For some reason, I wanted to experiment with a transparent window in WPF earlier, along with a custom opacitymask. (I think someone on twitter said something that made me want to throw together something, but by the time I was done, I had forgotten what!).

So, here’s what I created:

image

<Window x:Class="TransparentExample.Window1"
    xmlns="http://schemas.microsoft.com/winfx/2006/xaml/presentation"
    xmlns:x="http://schemas.microsoft.com/winfx/2006/xaml"
    WindowStyle="None"
    Title="Window1" Height="450" Width="450" AllowsTransparency="True" Background="Transparent" >
    <Grid Background="Transparent"  >
        <Ellipse Fill="Black" x:Name="ellipse" MouseDown="Ellipse_MouseDown" Stroke="Black" StrokeThickness="8" >
            <Ellipse.OpacityMask>
                <RadialGradientBrush x:Name="opacBrush">
                        <GradientStop Offset=".2" Color="#01000000"></GradientStop>
                        <GradientStop Offset="1" Color="#ff000000"></GradientStop>
                </RadialGradientBrush>
            </Ellipse.OpacityMask>    
            <Ellipse.BitmapEffect>
                <BlurBitmapEffect ></BlurBitmapEffect>
            </Ellipse.BitmapEffect>
        </Ellipse>        
    </Grid>
</Window>

Nothing too shocking there. The ellipse has an opacity mask set to a radial gradient brush. Then, in the mouse down event, I’ve adjusted the origin of the gradient to the the point where the mouse was pressed (and then allow the window to be dragged).

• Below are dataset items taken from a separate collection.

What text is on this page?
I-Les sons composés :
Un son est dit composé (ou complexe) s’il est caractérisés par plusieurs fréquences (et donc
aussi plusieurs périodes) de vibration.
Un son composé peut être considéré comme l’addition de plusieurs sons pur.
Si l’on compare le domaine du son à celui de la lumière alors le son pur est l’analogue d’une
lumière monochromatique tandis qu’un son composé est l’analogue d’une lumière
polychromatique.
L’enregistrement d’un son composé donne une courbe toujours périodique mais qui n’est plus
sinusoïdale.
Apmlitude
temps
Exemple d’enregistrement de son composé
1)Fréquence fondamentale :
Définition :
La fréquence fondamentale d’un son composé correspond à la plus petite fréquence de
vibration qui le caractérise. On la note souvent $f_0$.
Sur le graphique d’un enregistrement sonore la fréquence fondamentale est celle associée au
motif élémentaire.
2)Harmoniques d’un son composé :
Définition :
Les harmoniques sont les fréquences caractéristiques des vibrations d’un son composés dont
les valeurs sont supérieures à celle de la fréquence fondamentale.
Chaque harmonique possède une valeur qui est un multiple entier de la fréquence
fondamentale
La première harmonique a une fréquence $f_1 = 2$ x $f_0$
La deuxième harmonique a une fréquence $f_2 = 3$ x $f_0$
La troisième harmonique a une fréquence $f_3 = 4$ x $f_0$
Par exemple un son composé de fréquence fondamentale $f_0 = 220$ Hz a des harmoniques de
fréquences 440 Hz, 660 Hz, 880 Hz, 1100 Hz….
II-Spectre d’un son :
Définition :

private void Ellipse_MouseDown(object sender, MouseButtonEventArgs e)
{
    if (e.LeftButton == MouseButtonState.Pressed)
    {
        Point pnt = e.GetPosition(null);
        pnt.X = pnt.X / ellipse.ActualWidth ;
        pnt.Y = pnt.Y / ellipse.ActualHeight;
        opacBrush.GradientOrigin = pnt;

        this.DragMove();
    }
}

One thing that stumped me was DragMove. I had put it at the top of the function initially, and couldn’t understand why calls to GetPosition were always returning a 0,0. Finally, it dawned on me that DragMove must be causing it. As soon as it was moved to the last function, everything worked.

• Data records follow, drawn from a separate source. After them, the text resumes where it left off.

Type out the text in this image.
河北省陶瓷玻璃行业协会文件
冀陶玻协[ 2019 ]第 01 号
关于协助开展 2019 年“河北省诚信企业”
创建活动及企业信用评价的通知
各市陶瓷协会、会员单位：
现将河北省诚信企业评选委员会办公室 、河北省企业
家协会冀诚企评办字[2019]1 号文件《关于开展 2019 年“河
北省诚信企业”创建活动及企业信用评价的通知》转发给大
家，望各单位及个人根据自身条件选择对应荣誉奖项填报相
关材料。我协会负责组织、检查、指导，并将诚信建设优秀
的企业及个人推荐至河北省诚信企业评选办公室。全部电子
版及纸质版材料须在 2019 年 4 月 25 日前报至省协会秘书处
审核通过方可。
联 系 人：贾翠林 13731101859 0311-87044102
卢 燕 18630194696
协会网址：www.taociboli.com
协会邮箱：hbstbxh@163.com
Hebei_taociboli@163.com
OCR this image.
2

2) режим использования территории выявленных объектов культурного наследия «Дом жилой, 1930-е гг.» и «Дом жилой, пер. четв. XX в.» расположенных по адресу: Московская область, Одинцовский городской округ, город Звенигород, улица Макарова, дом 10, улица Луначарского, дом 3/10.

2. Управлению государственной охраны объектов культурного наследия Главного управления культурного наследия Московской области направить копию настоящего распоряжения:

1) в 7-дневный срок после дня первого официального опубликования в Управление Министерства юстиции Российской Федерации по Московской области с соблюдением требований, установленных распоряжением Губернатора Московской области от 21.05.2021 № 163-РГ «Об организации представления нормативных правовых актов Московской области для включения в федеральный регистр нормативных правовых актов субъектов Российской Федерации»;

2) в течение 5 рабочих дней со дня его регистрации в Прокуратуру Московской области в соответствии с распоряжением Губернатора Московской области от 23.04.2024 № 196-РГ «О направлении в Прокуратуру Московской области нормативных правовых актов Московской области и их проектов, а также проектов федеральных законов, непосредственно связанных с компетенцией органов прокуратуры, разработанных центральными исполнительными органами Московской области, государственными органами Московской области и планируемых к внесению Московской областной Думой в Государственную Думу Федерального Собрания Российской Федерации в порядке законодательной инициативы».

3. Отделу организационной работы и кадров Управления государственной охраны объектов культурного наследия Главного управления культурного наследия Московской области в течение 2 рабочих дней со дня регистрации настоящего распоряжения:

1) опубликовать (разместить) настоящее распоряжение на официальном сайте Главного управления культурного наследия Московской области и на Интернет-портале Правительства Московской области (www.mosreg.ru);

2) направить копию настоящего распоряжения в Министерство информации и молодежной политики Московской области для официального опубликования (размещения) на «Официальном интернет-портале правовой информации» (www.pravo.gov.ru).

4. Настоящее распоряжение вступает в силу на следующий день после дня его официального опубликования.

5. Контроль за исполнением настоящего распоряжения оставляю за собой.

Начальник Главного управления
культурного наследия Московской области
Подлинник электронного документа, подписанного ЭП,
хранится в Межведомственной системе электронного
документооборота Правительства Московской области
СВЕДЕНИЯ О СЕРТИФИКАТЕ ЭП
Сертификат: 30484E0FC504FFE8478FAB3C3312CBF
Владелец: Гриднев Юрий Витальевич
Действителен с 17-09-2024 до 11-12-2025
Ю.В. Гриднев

The sample code closes the window when the escape key is pressed.

 

Download it.

6 Comments

  1. Is it possible to get the download?

    The page doesn’t seem to be here.

    I couldn’t make the code work but I am just starting to use WPF.

    Thanks,

    Tom

  2. I finally got it to work.

    But when I did, I found that the gradient changed. The white part of the circle (that starts out in the middle) moves to where ever the mouse is during the left mouse down.

    Why does it do that?

    Thanks,

    Tom

    1. That’s what the code does — it moves the gradient to where ever the mouse is during the mouse down, exactly as it says in the blog post. Is that what you mean?

  3. You’re right.

    I had missed that part. When you say the origin of the gradient changed you meant the white part (circle) inside of the black circle would change position – which it does and the whole circle moves as well.

    Thanks,

    Tom

  4. Also, I found I couldn’t make this work until I put:
    AllowsTransparency=”True”

    I changed the window area to:

    WindowStyle=”None” AllowsTransparency=”True”

    It turns out you don’t need the Background=”Transparent”. The AllowsTransparency handles that (I think).

    But I was curious, if I put the background to green in the Grid. You can’t see through it and you can grab the corners of the window outside of the ellipse (which you can’t do if it is transparent). Why can I grab and move the window inside the elipse (which is also transparent) and not the outside corners?

    Thanks,

    Tom

  5. You can only grab the ellipse because that’s what’s handling the mouse down currently. If you change what’s handling the message, you’ll get different results. Since I wanted a transparent ellipse — that’s the way I coded it. You could handle the mouse_down in the grid for example and it would change what caused the window to move.